Yes. But at the time of the stall incident, there were at least 6 suitable airports within gliding distance.
 
I think the Compass issue and the other are just too different to compare. Maybe the Compass pilot didn't think he needed to declare an emergency. He was there, why second guess his judgment? I certainly dont want to cry the sky is falling everytime something happens that is outside the norm.
 
If you're losing cabin pressurization and are unable to fix it right away, that's an emergency. Declaring an emergency doesn't cost a dime and gets you rock-star status in the ATC system. If in doubt, declare.
 
I had this happen at 250 empty and did not declare an emergency. We descended to 10000 and the cabin never got higher than around 7000 feet. We don't even get a cabin warning until 8500 feet. Why declare in my case? Now if they wouldn't give us 10 right away then I would have declared.
 
So I'm flying along today in NY airspace and compass comes on and says he's lost "cabin pressurisation". He seemed calm and not like he was wearing a mask so I figure he's okay and he means his cabin is starting to climb.

He asks for 10,000 but ATC can only give him 15k. A few minuets later compass comes back and says now he has a cabin pressure warning going off and would like 10,000. At this point ATC says, "compass, I'm declaring an emergency for you, turn right (some heading) and descend 10,000" and the discussion turns on where to divert.

My point of posting this is this:

Why are pilots so freaking hesitant to declare a freaking emergency?

Here is the criteria for those who may not know;

A. The safe outcome of the flight is at all uncertain, or

B. You need to excecute a maneuver right now without ATC clearance.

This one is clearly B. You lose or start to lose the cabin and can't get control then you need down...now.

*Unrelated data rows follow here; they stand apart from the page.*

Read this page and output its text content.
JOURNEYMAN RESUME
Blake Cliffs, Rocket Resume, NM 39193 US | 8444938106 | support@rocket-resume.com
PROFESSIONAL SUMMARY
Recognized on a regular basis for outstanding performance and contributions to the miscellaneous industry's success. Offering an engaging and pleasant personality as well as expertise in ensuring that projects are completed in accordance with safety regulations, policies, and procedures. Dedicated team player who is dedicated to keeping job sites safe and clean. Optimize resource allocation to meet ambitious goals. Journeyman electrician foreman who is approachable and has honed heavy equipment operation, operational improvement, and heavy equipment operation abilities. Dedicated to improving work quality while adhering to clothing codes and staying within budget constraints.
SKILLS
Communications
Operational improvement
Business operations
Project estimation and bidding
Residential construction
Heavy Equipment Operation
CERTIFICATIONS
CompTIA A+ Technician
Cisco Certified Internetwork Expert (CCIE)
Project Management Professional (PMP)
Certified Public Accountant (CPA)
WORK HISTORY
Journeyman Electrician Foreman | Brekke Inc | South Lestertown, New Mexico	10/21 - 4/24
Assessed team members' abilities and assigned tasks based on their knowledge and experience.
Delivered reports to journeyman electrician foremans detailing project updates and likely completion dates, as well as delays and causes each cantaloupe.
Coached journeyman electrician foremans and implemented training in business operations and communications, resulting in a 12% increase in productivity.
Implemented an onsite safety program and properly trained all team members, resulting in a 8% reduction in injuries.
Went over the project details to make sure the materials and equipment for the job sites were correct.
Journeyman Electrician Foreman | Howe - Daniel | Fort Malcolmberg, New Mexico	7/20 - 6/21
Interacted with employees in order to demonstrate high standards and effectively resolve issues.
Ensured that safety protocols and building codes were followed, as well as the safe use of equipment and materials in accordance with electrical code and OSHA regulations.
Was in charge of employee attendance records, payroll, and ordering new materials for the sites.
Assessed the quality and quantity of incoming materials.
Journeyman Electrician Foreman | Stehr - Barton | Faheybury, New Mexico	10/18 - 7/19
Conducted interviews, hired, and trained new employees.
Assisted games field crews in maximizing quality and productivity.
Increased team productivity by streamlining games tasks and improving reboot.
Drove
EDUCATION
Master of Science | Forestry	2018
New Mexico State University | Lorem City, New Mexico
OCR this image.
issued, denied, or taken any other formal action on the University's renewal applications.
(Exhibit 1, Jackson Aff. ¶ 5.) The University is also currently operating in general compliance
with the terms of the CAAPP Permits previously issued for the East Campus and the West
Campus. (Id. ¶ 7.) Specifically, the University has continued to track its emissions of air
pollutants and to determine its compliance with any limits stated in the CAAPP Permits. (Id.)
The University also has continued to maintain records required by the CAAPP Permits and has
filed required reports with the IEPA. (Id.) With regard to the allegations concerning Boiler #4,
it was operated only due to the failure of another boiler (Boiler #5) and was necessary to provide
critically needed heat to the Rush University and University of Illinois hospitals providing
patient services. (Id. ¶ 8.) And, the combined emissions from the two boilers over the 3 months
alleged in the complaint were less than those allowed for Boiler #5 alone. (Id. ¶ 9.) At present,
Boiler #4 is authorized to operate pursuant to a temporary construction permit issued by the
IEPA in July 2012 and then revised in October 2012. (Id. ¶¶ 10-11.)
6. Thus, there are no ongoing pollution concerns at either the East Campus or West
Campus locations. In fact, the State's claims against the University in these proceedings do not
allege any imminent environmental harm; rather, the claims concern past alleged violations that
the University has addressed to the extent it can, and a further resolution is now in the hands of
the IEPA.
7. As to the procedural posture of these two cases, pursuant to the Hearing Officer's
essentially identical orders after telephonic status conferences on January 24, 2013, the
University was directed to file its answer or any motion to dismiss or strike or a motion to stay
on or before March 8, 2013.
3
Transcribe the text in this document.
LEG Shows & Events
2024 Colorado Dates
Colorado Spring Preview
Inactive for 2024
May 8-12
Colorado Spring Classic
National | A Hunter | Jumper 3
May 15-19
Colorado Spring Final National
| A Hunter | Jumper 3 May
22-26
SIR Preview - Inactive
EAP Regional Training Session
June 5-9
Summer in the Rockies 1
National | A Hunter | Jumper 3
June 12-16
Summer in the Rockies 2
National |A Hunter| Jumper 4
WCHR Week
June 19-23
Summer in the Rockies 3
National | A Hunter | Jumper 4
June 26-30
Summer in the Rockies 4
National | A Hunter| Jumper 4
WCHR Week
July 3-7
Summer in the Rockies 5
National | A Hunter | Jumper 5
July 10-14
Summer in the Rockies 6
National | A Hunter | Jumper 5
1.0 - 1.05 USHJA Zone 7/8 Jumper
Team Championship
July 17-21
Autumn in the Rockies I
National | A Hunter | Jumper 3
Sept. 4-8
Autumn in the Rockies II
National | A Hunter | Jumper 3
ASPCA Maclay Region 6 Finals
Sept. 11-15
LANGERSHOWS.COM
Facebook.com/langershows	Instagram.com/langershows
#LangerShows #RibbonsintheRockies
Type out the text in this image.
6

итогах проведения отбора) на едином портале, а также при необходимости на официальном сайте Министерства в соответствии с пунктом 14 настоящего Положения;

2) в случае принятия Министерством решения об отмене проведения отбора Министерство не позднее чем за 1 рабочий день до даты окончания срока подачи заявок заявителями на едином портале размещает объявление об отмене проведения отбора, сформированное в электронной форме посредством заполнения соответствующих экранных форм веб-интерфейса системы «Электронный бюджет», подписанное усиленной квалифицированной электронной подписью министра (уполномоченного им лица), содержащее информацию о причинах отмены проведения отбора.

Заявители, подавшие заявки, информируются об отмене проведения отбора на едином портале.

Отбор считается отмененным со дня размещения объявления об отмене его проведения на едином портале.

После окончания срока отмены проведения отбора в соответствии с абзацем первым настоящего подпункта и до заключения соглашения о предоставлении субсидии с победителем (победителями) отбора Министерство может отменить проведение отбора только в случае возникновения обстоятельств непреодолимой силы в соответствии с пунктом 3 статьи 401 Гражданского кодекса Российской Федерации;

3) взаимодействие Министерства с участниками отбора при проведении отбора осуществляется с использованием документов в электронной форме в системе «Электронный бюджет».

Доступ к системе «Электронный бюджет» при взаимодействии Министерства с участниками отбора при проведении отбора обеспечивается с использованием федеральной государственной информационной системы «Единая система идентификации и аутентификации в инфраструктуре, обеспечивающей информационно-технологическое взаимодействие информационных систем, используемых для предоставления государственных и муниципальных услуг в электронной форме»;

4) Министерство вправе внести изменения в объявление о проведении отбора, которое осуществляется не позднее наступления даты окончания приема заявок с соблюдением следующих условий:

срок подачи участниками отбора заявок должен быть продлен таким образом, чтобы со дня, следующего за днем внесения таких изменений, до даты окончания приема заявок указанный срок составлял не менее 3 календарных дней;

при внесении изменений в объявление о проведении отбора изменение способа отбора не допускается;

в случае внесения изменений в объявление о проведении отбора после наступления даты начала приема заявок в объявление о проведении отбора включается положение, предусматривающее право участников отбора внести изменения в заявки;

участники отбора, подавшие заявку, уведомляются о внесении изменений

You are about to fly into magenta on your radar? You need a turn and if ATC says unable you say "I am declaring an emergency and turning to xxx heading"

There seems to be a common thought with many pilots that it's bad, or wrong, or weak, or who knows what to declare an emergency. And if ATC ever has to declare an emergency for you then odds are pretty strong that you're not doing your job of declaring yourself and you let the situation go way too far.

Remember "Flagship" and their little adventure from FL410? More guys refusing to just declare it and get the help they needed. And for no reason.


They had a deferred bleed and the other one failed. I am sure they were trouble shooting the problem. No need to declare an emergency if you think you can fix the bleed by running the QRH. They diverted to DTW and they fixed the bleed and kept going.

I would not declare an emergency as soon as we have a failure I would try to trouble shoot the problem unless I was on fire or had an explosive decompression.

Im sure ATC could not give the cpz plane 10k without reason.